News platform for the small wind turbine sector
This portal is also frequently used by small wind turbine experts. Beside our own news coverage we spread important small wind turbine news via Twitter, Google+ and Facebook. This comprises national and international issues. Currently there are more than 5000 newsletter subscribers.
Framework and regulations for small wind turbines in Germany
At the time being (January 2015), the market for small wind turbines in Germany lags behind compared to other European countries. Due to a low feed-in tariff, the operation of a small turbine is only viable if the generated electricity is primarily for self-consumption. The framework conditions in Austria and Switzerland are similar.
The feed-in tariff in Germany amounts to 8.5 Euro-Cent per kWh (kilowatt hour) and is granted for 20 years as long as the turbine capacity is below 50 kW. There will be a quarterly adjustment of the tariff based on the overall installations of wind turbines. Thus, a further decrease of the tariff has to be expected. Once a turbine is installed, the tariff is fixed during the next 20 years. The tariff decrease is for new installations only.
Due to the low feed-in tariff and high electricity prices in Germany, self consumption is the key for economical reasonable projects. The electricity price for a private home averages out to 28 cent per kWh (VAT included). If the house owner uses the electricity for himself, he saves 28 cent per kWh because he does not purchase the electricity from the utility. This is much more economical than feeding into the public grid for 8.5 Cent per kWh.
In August 2014 the German Renewable Energy Law was modified. One major change was the implementation of fee on self consumed electricity. This might sound like a joke, but it is the sad truth. If you own a small wind turbine or PV plant, you might pay a levy for every kilowatt hour you produce and consume yourself. The reason for the fee as stated by the government is that everybody has to participate in financing the expansion of the public grid. Fortunately there are several exemptions for being obliged to the self-consumption fee. The most important exemption is a minimum limit of a power plant. Only power plants with a capacity above 10 kW and a yearly electricity production above 10,000 kWh have to pay the levy. The fee is low and amounts to about 2 cents per kWh.

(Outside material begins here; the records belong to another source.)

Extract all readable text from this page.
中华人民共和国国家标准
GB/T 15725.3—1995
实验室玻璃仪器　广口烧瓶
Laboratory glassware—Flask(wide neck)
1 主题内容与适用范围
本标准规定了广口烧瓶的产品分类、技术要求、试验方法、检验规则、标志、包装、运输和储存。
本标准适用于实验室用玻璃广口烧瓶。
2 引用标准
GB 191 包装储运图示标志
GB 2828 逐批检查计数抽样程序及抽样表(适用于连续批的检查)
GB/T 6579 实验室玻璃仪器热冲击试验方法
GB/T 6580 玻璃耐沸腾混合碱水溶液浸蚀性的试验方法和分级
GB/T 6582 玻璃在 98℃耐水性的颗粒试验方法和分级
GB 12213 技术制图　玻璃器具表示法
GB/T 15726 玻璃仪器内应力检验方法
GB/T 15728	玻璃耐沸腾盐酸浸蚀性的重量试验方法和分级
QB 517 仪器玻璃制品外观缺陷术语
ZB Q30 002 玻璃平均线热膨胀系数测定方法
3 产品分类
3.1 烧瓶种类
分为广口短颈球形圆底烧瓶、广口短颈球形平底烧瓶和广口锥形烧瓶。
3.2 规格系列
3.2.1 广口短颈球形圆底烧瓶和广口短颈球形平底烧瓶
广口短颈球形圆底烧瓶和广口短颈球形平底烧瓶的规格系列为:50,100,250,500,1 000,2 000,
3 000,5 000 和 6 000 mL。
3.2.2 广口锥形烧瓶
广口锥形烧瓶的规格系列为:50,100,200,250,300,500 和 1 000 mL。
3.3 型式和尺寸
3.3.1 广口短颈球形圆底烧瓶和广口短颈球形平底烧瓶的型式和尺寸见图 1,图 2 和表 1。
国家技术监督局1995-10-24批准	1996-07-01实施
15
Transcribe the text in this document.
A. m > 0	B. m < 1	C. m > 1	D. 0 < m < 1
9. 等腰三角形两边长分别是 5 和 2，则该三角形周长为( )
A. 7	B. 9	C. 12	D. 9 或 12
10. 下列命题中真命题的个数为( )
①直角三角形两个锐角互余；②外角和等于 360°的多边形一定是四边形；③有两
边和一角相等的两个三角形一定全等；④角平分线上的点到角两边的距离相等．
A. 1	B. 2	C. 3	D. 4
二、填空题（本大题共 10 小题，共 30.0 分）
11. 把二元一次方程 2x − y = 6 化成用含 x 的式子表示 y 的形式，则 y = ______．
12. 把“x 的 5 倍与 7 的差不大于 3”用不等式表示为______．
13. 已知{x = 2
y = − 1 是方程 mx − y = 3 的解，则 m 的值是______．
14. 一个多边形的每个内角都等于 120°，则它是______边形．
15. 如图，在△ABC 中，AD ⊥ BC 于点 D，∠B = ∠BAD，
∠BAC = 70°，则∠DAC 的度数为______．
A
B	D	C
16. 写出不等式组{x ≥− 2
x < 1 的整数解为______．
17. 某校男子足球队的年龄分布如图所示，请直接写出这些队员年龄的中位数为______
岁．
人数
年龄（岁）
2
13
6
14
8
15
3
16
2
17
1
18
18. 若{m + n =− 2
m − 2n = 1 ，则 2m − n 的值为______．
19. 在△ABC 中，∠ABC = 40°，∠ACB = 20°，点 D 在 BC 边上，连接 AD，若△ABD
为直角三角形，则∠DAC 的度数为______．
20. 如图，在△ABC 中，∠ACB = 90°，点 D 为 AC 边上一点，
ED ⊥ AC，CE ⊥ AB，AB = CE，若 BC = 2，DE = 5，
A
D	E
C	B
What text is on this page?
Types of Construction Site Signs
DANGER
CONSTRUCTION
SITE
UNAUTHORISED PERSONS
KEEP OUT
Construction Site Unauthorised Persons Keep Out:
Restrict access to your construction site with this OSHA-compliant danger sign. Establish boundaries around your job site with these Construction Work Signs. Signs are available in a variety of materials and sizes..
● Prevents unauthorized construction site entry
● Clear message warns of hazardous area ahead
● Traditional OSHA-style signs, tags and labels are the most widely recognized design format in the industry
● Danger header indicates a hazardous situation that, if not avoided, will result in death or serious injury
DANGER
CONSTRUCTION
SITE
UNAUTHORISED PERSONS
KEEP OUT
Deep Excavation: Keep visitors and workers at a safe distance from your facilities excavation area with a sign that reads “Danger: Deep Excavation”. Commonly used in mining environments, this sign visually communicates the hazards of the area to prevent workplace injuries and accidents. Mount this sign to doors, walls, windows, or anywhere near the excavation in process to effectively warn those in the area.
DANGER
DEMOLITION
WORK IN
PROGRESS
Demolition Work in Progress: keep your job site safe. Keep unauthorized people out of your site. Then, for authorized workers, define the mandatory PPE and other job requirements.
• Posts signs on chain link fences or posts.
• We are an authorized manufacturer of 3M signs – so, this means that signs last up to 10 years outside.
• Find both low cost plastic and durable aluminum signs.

A vital obstacle might be high requirements with regard to building permits. The permit is issued by the local building authority. There are widespread differences among single local authorities: Some are open-minded and cooperative. But there are also lots of cases, where the person in charge tries to hinder the small wind project. The main reason for this seems to be lack of knowledge concerning small wind turbine technology.
Wind conditions especially in the inner land have to be checked carefully. There are large woodlands in Germany. In the middle and southern parts of the country mountainious regions are common.
The interest of the German public in small wind turbines is large. Many German people are fond of green technology, already own a solar system and want to complement it with a small wind turbine.
My name is Patrick Juettemann. I’m working in the field of renewable energy since 15 years. I am a neutral expert for small wind turbines, I am not engaged in the sale or trade of wind turbines. In my work as a journalist I have a focus on a scientific correct and fact-based coverage as well as consumer protection. Most of the time I was working for state agencies and consulting companies. Since 2010 my focus lies on journalistic services for online media.